ROLLAND SLAVE DE MONGOLIE
Nous arrivâmes sur le boulevard Haussmann, une artère faite d’immeubles parfaitement alignés qui se dressent comme un rempart, mais subitement tout change car à l’arrière de celui-ci, nous pénétrons dans les arcanes du pouvoir, sur la droite, la voyez-vous cette rampe remplie de pavés qui s’échappent de la rue avec tant de grâce ? C’était là où, autrefois, les carrosses arrivaient pour franchir cette porte discrète ornée de deux aigles de bronze, là où l’empereur aurait dû accueillir ses invités en toute discrétion. « De quel style est le nouvel opéra ? » demanda, en son temps, l’Impératrice Eugénie. L’architecte Charles Garnier lui répondit : « C’est du Napoléon III, Madame. »
Nous voici donc devant l’Opéra Garnier pour la présentation de Stéphane Rolland, et dans la brume du désert des Tartares à la limite de l’Oural, là où le désert de Gobie commence et où la frontière de la Chine est si proche, c’est sur un air de Jessye Norman, que le créateur à la barbe bien taillée et au cheveu de d’Artagnan charge l’histoire d’une collection Haute Couture, et, comme un signe, il sort de son sillage pour prendre son envol, l’amour de la couture transcende toutes les frontières, qu’elles soient géographiques, sociales ou politiques car il parle au cœur de chacun, et Rolland nous parle au coeur.
Lorsque Rolland admire une fleur, et même si celle-ci pousse au-delà de l’Himalaya, il va la cueillir dans cet endroit inaccessible, et seulement pour notre plaisir. Comme un jeune chasseur escaladant les rochers, là où le hurlement des loups déchire le silence de la nuit, quand la lune, en plongeant dans le lac, reste inaccessible au regard froid du public il arrive quand même à réchauffer nos âmes à chaque robe.

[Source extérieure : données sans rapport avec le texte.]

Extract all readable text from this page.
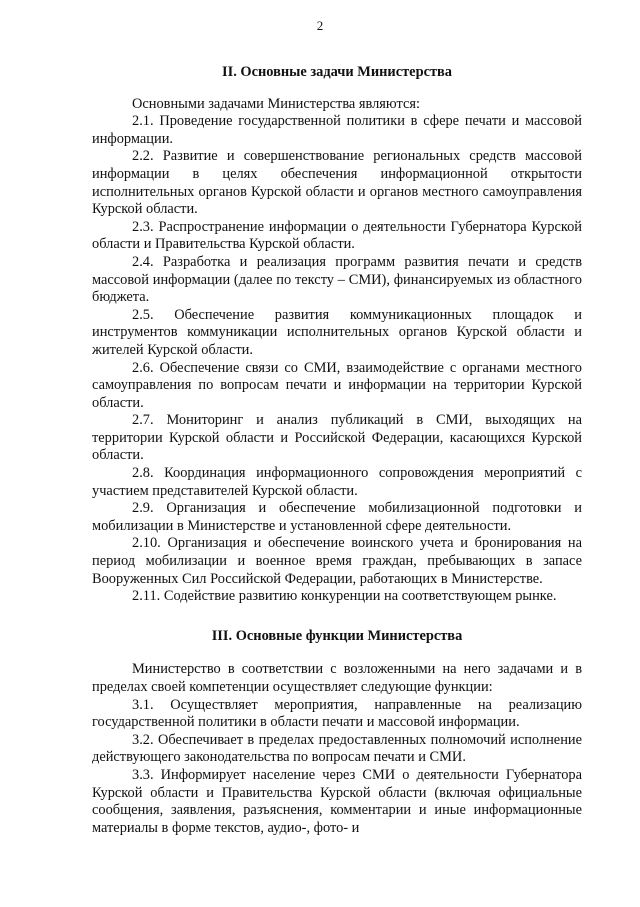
2
II. Основные задачи Министерства

Основными задачами Министерства являются:

2.1. Проведение государственной политики в сфере печати и массовой информации.

2.2. Развитие и совершенствование региональных средств массовой информации в целях обеспечения информационной открытости исполнительных органов Курской области и органов местного самоуправления Курской области.

2.3. Распространение информации о деятельности Губернатора Курской области и Правительства Курской области.

2.4. Разработка и реализация программ развития печати и средств массовой информации (далее по тексту – СМИ), финансируемых из областного бюджета.

2.5. Обеспечение развития коммуникационных площадок и инструментов коммуникации исполнительных органов Курской области и жителей Курской области.

2.6. Обеспечение связи со СМИ, взаимодействие с органами местного самоуправления по вопросам печати и информации на территории Курской области.

2.7. Мониторинг и анализ публикаций в СМИ, выходящих на территории Курской области и Российской Федерации, касающихся Курской области.

2.8. Координация информационного сопровождения мероприятий с участием представителей Курской области.

2.9. Организация и обеспечение мобилизационной подготовки и мобилизации в Министерстве и установленной сфере деятельности.

2.10. Организация и обеспечение воинского учета и бронирования на период мобилизации и военное время граждан, пребывающих в запасе Вооруженных Сил Российской Федерации, работающих в Министерстве.

2.11. Содействие развитию конкуренции на соответствующем рынке.

III. Основные функции Министерства

Министерство в соответствии с возложенными на него задачами и в пределах своей компетенции осуществляет следующие функции:

3.1. Осуществляет мероприятия, направленные на реализацию государственной политики в области печати и массовой информации.

3.2. Обеспечивает в пределах предоставленных полномочий исполнение действующего законодательства по вопросам печати и СМИ.

3.3. Информирует население через СМИ о деятельности Губернатора Курской области и Правительства Курской области (включая официальные сообщения, заявления, разъяснения, комментарии и иные информационные материалы в форме текстов, аудио-, фото- и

Une feuille d’or portée par le courant des sens, qui vogue dans la rivière prenant congé du cycle de la couture de bas étage pour s’élever au-dessus des autres, dans la lumière qui tombe comme un rideau noir un instant et qui réapparait pour une longue robe rouge de la forme d’une domra. Un feuillage doré coulait de son épaule comme une cascade de virtuose. Des modèles parfaits portant de longues robes s’évasant aux chevilles étirant les silhouettes, minimalistes et épurées, mais loin s’en faut, certainement pas austères. Une muse d’ébène portant une robe bourgogne dont le haut est saupoudré de diamants suivie par une robe noire avec manches extra-longues d’où coulait sur l’épaule une cascade de beauté. Rolland sait embellir l’existence, il sait sourire à l’espérance, quand l’espérance lui sourit. Il nous donne aujourd’hui une de ses meilleures collections.